Ensaio sobre a solidão
Olho pela janela semiaberta. Não é inverno, mas o frio fora de época castiga, e o vento, impune, congela cada extremidade do meu corpo. É noite, quase madrugada. A lua está bonita, mas imponente demais pra quem não tem com quem se esquentar. A cidade, que sempre pareceu distante, hoje se faz presente em todo e qualquer feixe de luz que invade o quarto e ilumina a cama. Vazia.
Aonde está você agora além de aqui, dentro de mim? Renato Russo nunca me representou, mas hoje me traduz. Dentro de mim, ainda há você. Ainda há cada pedaço de você. Cada fio de cabelo seu que estampa como arte abstrata os meus lençóis claros. Cada mordida sua que desenhou em mim o mapa do que já foi o seu território. Cada nota do seu perfume barato que impregna meu travesseiro. Seu sorriso meio torto a cada vez que eu esquecia a porta destrancada à noite. Sua complacência a cada vez que eu esquecia o feijão no fogo. Sua decepção a cada vez que eu me esquecia de você, depois de algumas doses nalguma noitada dalgum bar dessa cidade.
Eu, que sempre fui mestre na arte do esquecimento, hoje voltei a ser aprendiz. Tento, mas não dá. O que é tentar esquecer senão lembrar?, divago eu, absorta em cigarro, uísque com gelo e lembranças. Do que, talvez, não volte nunca mais. E isso é o que mais fere: o talvez. A incerteza. A iminência. A possibilidade. Porque é na esperança de um talvez que a gente perde o humor, a dignidade, a festa no sábado à noite e as pontas das unhas – sempre elas, pobrezinhas. É nessas horas que a gente percebe que o “não” é mais solidário do que um “talvez”. E que a repulsa é, de longe, menos nociva do que a indiferença.
Hoje estou vulnerável. Porque me agarraria a qualquer coisa – qualquer coisa – que me livrasse do seu fantasma. Pelo menos por um minuto. Um colo de mãe, uma barra de chocolate, um amor breve de metrô. Um novo vício, uma nova mania, uma nova preocupação. Saio da janela por um momento e me olho no espelho. Envelheci dez anos ou mais nesse último mês. Agora é Humberto Gessinger. Que também não me representa, a não ser em frente a esse espelho. O roupão puído e quase encardido cobre um corpo sem cor, sem luz, sem vontade. Os cabelos continuam impecáveis – ah, a vantagem de se ter cabelo liso – e contrastam com um rosto feio, enrugado, cansado. O chinelo, quase arrebentando, continua cumprindo a função de amaciar os meus passos. Mas como prosseguir, se você me largou descalça, em meio a uma estrada de brasa e cacos de vidro?
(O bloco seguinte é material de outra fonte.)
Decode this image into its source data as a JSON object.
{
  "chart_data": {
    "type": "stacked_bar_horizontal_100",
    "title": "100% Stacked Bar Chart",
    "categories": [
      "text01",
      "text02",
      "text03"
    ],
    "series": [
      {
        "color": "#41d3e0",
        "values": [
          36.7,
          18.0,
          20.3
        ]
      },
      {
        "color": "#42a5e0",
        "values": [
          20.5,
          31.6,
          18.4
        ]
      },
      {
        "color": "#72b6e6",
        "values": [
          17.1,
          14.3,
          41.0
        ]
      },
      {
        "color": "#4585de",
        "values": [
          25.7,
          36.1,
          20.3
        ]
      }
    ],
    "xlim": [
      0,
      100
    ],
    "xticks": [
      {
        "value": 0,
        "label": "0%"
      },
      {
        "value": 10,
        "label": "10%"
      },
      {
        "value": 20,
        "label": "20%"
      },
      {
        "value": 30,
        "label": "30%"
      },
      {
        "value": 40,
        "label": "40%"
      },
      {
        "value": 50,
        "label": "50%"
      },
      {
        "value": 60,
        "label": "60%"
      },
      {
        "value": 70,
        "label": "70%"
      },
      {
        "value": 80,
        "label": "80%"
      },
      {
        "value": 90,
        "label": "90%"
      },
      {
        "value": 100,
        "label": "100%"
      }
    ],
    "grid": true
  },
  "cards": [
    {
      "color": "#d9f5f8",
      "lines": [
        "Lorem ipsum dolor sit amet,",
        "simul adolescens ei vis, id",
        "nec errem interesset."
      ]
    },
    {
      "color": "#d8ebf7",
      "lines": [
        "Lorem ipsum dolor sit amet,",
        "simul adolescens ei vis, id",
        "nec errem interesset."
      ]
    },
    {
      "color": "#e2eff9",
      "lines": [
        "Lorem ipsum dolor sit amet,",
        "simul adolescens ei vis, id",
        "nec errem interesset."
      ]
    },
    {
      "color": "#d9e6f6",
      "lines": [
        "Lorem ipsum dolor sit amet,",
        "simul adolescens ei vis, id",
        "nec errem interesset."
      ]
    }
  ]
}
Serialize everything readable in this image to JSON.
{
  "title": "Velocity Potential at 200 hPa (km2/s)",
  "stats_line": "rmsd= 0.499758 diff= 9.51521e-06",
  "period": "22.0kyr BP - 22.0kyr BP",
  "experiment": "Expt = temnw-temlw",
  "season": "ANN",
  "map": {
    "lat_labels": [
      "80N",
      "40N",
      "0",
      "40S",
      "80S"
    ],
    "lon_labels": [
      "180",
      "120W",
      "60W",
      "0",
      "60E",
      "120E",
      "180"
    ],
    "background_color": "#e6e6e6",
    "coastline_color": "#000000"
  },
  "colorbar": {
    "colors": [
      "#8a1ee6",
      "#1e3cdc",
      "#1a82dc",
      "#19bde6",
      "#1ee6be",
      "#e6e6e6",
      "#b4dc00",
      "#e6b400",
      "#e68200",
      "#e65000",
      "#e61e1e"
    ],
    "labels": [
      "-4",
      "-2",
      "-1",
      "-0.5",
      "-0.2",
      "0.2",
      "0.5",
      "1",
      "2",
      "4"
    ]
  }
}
Não sei. Já não sei de mais nada. Já não sei quem eu sou. Já não sei quem você é. Já não sei quem nós fomos. Sei que houve retratos, cartas, planos e juras. Mas e nós, houvemos? Talvez, sim. Talvez, não. E volto ao domínio doloroso da incerteza. E volto aos braços da tristeza. E volto, contrariada, ao tabuleiro da vida. Pra jogar o jogo da solidão.